The repo ships a production overlay for docker-compose that puts Caddy in front of the HTTP API. Caddy obtains a Let’s Encrypt cert automatically and reverse-proxies :443 → dnsmesh-node:8053 over HTTPS + HTTP/3.

Prerequisites

  • DNS A/AAAA record pointing at the host for $DMP_NODE_HOSTNAME. The ACME challenge needs this before first boot.
  • Port 80 and 443 open on the host.

Bring it up 

export DMP_NODE_HOSTNAME=dmp.example.com
docker compose \
  -f docker-compose.yml \
  -f docker-compose.prod.yml \
  up -d

The overlay:

  • Removes the raw 8053 host port so HTTP isn’t reachable except through Caddy.
  • Publishes 80 and 443/tcp+udp on the host.
  • Mounts Caddyfile and two named volumes (caddy-data, caddy-config) for certificate storage.

Caddyfile

The shipped Caddyfile is minimal:

{$DMP_NODE_HOSTNAME} {
    encode gzip zstd
    reverse_proxy dnsmesh-node:8053 {
        header_up X-Forwarded-For {remote_host}
        header_up X-Real-IP {remote_host}
    }
    log {
        output stdout
        format json
    }
}

Client IPs are preserved via X-Real-IP so the node’s rate limiter sees the real source, not the Caddy container’s internal address.

Environment variables

Storage and logging

Var Default Notes
DMP_DB_PATH /var/lib/dmp/dmp.db Mount the parent dir as a persistent volume
DMP_CLEANUP_INTERVAL 60 Seconds between expired-record sweeps
DMP_LOG_LEVEL INFO Standard Python levels
DMP_LOG_FORMAT text Set to json for structured logs

DNS server

Var Default
DMP_DNS_HOST 0.0.0.0
DMP_DNS_PORT 5353
DMP_DNS_TTL 60 (seconds advertised in responses)
DMP_DNS_RATE 50 (queries/sec per source IP)
DMP_DNS_BURST 200
DMP_DNS_MAX_CONCURRENCY 128 (handler threads)

HTTP API

Var Default
DMP_HTTP_HOST 0.0.0.0
DMP_HTTP_PORT 8053
DMP_OPERATOR_TOKEN (none) — bearer auth for operator-reserved writes + /metrics. Alias: DMP_HTTP_TOKEN (pre-M5.5 name, still honored).
DMP_AUTH_MODE (auto)open / legacy / multi-tenant. Auto-derives to open when no token is set, legacy otherwise. Set explicitly to multi-tenant to enable per-user publish tokens.
DMP_HTTP_RATE 10 (requests/sec per source IP)
DMP_HTTP_BURST 100
DMP_HTTP_MAX_CONCURRENCY 64 (handler threads)

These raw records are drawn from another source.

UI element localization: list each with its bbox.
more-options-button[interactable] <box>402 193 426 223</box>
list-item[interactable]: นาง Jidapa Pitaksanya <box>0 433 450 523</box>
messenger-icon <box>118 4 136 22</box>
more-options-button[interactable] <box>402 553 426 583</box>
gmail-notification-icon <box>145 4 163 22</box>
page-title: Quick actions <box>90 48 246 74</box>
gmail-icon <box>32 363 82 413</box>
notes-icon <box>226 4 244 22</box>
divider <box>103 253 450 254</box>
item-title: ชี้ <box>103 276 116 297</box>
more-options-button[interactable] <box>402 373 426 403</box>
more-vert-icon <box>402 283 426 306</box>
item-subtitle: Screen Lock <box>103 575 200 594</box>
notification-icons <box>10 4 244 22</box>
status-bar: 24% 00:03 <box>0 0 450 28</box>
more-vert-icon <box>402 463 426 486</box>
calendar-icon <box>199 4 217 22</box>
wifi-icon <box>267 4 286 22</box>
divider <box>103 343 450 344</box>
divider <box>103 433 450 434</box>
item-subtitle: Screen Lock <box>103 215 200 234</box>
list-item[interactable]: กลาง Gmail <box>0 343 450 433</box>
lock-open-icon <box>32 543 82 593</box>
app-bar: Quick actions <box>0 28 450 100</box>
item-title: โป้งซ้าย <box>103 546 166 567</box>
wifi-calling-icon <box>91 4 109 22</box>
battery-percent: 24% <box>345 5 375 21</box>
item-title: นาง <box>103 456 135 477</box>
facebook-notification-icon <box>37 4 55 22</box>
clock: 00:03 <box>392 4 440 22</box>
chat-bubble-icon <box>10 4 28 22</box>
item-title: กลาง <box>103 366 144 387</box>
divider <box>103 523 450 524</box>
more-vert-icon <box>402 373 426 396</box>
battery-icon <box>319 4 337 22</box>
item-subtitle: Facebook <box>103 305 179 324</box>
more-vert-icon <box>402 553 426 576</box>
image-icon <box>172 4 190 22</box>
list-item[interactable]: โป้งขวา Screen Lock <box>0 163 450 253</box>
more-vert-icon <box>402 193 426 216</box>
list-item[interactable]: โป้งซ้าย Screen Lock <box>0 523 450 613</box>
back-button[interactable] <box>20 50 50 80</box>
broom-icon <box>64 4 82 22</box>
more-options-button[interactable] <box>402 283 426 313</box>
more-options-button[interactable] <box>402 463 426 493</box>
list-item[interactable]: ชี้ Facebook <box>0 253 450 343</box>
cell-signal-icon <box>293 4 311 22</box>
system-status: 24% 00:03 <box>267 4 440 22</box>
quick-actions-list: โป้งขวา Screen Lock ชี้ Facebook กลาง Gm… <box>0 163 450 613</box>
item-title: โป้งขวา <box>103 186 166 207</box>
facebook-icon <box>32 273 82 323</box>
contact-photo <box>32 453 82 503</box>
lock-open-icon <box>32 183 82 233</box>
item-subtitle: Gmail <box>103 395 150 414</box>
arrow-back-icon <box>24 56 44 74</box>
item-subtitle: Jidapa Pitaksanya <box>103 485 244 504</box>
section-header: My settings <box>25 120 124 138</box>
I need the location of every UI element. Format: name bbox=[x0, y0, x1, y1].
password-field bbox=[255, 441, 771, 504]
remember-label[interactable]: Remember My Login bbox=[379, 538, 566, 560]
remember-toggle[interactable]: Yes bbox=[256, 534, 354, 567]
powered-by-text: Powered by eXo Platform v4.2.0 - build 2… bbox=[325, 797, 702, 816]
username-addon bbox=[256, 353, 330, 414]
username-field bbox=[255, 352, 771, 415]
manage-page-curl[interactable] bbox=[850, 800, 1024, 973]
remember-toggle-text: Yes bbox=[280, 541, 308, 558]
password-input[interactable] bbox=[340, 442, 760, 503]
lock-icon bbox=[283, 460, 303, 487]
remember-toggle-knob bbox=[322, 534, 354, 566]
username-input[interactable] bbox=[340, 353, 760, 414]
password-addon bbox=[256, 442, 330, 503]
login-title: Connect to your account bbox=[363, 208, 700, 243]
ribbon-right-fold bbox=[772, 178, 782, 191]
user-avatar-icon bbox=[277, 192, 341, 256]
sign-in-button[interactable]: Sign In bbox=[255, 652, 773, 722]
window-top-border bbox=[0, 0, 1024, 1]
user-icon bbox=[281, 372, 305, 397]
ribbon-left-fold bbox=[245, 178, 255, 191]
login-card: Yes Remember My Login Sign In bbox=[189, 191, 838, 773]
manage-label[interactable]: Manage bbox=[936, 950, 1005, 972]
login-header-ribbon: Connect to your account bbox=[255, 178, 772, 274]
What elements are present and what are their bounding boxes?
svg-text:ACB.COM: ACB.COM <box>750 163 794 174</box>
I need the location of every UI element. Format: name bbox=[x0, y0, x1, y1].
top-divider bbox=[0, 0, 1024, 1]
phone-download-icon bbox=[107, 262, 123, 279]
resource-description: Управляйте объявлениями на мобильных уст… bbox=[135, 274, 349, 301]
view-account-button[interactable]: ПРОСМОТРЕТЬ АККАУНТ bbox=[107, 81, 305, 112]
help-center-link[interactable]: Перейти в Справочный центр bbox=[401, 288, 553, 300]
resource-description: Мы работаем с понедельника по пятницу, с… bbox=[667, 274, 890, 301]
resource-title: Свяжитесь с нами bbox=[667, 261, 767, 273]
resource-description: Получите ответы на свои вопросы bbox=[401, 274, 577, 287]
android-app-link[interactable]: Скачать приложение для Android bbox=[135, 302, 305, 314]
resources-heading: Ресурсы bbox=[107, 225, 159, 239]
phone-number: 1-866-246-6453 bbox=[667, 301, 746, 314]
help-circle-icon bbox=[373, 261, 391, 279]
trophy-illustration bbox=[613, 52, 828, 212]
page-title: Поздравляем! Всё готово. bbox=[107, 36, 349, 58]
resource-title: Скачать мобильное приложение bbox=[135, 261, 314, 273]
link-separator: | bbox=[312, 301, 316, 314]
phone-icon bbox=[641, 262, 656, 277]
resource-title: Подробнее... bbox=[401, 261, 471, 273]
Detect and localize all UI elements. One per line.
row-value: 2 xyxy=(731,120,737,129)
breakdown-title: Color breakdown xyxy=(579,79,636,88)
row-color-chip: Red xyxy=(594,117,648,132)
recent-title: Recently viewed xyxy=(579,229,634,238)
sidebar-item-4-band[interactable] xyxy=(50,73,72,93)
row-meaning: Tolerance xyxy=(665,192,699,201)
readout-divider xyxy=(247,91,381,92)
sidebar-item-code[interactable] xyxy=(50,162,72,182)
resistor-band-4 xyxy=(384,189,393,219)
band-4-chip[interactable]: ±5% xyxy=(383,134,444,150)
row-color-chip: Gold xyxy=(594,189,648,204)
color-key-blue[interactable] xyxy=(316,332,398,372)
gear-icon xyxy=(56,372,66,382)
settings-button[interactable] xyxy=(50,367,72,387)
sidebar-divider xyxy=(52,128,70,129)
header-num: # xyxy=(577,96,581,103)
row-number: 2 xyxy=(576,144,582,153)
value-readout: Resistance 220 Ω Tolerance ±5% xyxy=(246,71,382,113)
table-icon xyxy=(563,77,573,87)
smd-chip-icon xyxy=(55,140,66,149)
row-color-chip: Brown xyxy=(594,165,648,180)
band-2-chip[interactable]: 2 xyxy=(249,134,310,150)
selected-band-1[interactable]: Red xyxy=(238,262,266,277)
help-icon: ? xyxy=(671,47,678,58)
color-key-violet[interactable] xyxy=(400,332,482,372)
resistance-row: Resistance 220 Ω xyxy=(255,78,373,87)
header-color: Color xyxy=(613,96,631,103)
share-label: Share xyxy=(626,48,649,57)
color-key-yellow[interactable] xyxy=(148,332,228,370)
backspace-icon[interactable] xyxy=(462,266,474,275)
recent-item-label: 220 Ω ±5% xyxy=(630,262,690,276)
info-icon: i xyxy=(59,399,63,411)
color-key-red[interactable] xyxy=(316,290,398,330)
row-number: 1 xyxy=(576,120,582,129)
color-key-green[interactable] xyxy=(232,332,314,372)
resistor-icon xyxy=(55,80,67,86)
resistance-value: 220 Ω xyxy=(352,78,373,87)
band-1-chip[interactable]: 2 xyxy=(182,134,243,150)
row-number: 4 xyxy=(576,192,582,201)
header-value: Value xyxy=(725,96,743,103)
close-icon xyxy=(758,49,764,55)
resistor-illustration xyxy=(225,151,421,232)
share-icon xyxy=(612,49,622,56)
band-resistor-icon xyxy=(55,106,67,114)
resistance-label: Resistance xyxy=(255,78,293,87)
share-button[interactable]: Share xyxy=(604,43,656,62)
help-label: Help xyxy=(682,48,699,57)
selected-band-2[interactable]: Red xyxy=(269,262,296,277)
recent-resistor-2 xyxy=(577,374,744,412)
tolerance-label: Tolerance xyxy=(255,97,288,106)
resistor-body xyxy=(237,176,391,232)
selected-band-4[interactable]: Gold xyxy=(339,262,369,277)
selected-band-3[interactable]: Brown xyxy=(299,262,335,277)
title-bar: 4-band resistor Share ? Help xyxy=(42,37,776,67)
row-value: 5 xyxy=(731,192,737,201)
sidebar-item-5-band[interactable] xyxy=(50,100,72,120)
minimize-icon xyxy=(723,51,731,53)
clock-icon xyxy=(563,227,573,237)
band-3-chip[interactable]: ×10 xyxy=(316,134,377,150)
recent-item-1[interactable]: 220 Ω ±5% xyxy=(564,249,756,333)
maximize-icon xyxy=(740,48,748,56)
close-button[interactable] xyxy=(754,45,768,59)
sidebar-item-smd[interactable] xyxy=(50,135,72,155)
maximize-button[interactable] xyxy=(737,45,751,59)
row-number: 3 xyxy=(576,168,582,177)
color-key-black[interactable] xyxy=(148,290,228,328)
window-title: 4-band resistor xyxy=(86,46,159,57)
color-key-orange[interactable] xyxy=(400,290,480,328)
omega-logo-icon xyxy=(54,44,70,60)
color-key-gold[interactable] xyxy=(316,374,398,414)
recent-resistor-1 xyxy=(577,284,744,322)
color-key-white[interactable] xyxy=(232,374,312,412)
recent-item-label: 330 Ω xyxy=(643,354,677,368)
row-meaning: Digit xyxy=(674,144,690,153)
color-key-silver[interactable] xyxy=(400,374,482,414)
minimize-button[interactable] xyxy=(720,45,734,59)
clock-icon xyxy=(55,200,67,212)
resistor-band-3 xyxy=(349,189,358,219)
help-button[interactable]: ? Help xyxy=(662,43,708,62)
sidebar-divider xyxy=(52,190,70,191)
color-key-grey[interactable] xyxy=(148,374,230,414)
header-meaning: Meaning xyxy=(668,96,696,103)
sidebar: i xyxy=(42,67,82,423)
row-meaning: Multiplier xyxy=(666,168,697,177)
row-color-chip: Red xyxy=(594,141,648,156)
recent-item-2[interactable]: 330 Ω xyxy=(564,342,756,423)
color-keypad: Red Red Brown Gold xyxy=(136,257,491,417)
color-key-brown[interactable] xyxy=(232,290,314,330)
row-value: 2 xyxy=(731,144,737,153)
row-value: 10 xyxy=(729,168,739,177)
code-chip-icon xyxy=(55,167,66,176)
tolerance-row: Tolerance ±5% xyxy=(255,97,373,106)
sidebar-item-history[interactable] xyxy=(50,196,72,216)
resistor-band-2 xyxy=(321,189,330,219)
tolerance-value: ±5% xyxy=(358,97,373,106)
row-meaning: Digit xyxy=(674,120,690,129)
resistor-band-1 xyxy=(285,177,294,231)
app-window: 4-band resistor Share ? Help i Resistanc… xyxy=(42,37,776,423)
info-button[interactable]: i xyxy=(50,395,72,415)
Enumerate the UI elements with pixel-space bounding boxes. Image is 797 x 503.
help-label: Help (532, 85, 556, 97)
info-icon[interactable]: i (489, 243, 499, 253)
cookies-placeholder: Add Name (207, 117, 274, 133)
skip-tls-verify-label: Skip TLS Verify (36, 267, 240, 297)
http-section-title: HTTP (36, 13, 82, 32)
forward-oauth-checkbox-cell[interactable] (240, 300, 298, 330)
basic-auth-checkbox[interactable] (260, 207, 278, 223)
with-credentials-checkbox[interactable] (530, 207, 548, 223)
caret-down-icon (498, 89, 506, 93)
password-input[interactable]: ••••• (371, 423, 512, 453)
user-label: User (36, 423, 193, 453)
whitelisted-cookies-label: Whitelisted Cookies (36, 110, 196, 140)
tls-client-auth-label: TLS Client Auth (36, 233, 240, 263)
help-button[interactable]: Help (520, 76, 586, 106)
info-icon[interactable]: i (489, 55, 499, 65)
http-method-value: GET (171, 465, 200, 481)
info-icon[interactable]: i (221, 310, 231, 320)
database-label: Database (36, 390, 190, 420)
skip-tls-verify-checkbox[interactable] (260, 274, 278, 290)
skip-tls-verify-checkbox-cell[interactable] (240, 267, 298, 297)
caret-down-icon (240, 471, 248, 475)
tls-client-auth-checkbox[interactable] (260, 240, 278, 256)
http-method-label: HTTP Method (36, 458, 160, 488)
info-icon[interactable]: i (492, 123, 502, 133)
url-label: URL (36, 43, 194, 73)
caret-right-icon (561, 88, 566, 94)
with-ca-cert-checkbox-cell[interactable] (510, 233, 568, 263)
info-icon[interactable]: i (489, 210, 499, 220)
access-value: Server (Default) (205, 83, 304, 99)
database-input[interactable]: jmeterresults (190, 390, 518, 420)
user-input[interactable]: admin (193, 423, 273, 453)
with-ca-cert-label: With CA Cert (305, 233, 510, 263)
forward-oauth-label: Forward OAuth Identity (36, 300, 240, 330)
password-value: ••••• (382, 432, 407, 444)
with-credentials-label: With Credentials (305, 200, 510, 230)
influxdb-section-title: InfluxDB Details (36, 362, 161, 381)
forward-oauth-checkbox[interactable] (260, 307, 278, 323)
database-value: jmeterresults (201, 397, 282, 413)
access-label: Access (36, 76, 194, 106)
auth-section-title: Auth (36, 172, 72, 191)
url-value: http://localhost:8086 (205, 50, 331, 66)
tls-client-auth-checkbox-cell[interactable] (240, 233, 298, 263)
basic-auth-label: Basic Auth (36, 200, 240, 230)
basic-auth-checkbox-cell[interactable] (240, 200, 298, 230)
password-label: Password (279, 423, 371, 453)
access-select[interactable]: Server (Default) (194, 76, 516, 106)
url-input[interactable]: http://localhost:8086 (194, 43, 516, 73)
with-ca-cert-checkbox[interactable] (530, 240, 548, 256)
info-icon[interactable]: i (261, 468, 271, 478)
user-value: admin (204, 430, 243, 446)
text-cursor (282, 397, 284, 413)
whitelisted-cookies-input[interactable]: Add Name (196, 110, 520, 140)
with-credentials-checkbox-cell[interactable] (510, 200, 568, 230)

DMP_OPERATOR_TOKEN gates /v1/records/* (in legacy mode) and /metrics (always). Metrics leak operational metadata — publish rate, rate-limit hits, per-operation error counters — which is an activity indicator for a privacy-oriented protocol. When the token is unset (dev / local mode), the server logs a startup WARNING saying metrics endpoint unauthenticated and /metrics remains open. Do NOT ship a node to the public internet with the token unset. Generate one with:

python -c "import secrets; print(secrets.token_urlsafe(32))"

Publish-side resource caps

Var Default Purpose
DMP_MAX_TTL 86400 Longest TTL a client can set (1 day)
DMP_MAX_VALUE_BYTES 2048 Per-record payload cap
DMP_MAX_VALUES_PER_NAME 64 Max RRset cardinality

Metrics scraping

Point Prometheus at GET /metrics. If DMP_OPERATOR_TOKEN (or DMP_HTTP_TOKEN alias) is set, the scrape must carry the same bearer token as the publish side:

scrape_configs:
  - job_name: dnsmesh-node
    metrics_path: /metrics
    static_configs:
      - targets: ["dmp.example.com"]
    scheme: https
    authorization:
      type: Bearer
      credentials_file: /etc/prometheus/dnsmesh-token

Useful alerts:

  • rate(dmp_dns_queries_total{outcome="rate_limited"}[5m]) > 0 — someone is hammering the DNS server.
  • dmp_records > 100000 — the store is filling up faster than cleanup; raise DMP_CLEANUP_INTERVAL or lower DMP_MAX_TTL.
  • rate(dmp_http_requests_total{status="429"}[5m]) > 0 — publish side is hitting the rate limit.

Hardening checklist

  • TLS termination in front of the HTTP API (Caddy overlay or your own).
  • DMP_OPERATOR_TOKEN set if you don’t want open publish. For per-user isolation on a multi-tenant node, also set DMP_AUTH_MODE=multi-tenant — see Multi-tenant node.
  • Persistent volume for /var/lib/dmp.
  • /health wired to your orchestrator’s liveness probe.
  • /metrics scraped and alerted on.
  • Host firewall allowing only 53/udp, 80/tcp, 443/tcp+udp.
  • Off-host backups of the sqlite store.
  • Container log aggregation (JSON mode).

Updating a running node

docker compose pull && docker compose up -d if you publish images, or git pull && docker compose up -d --build for source-built images.

The sqlite schema auto-migrates on open (the prekey wire_record column was added this way). Clients don’t need to be restarted.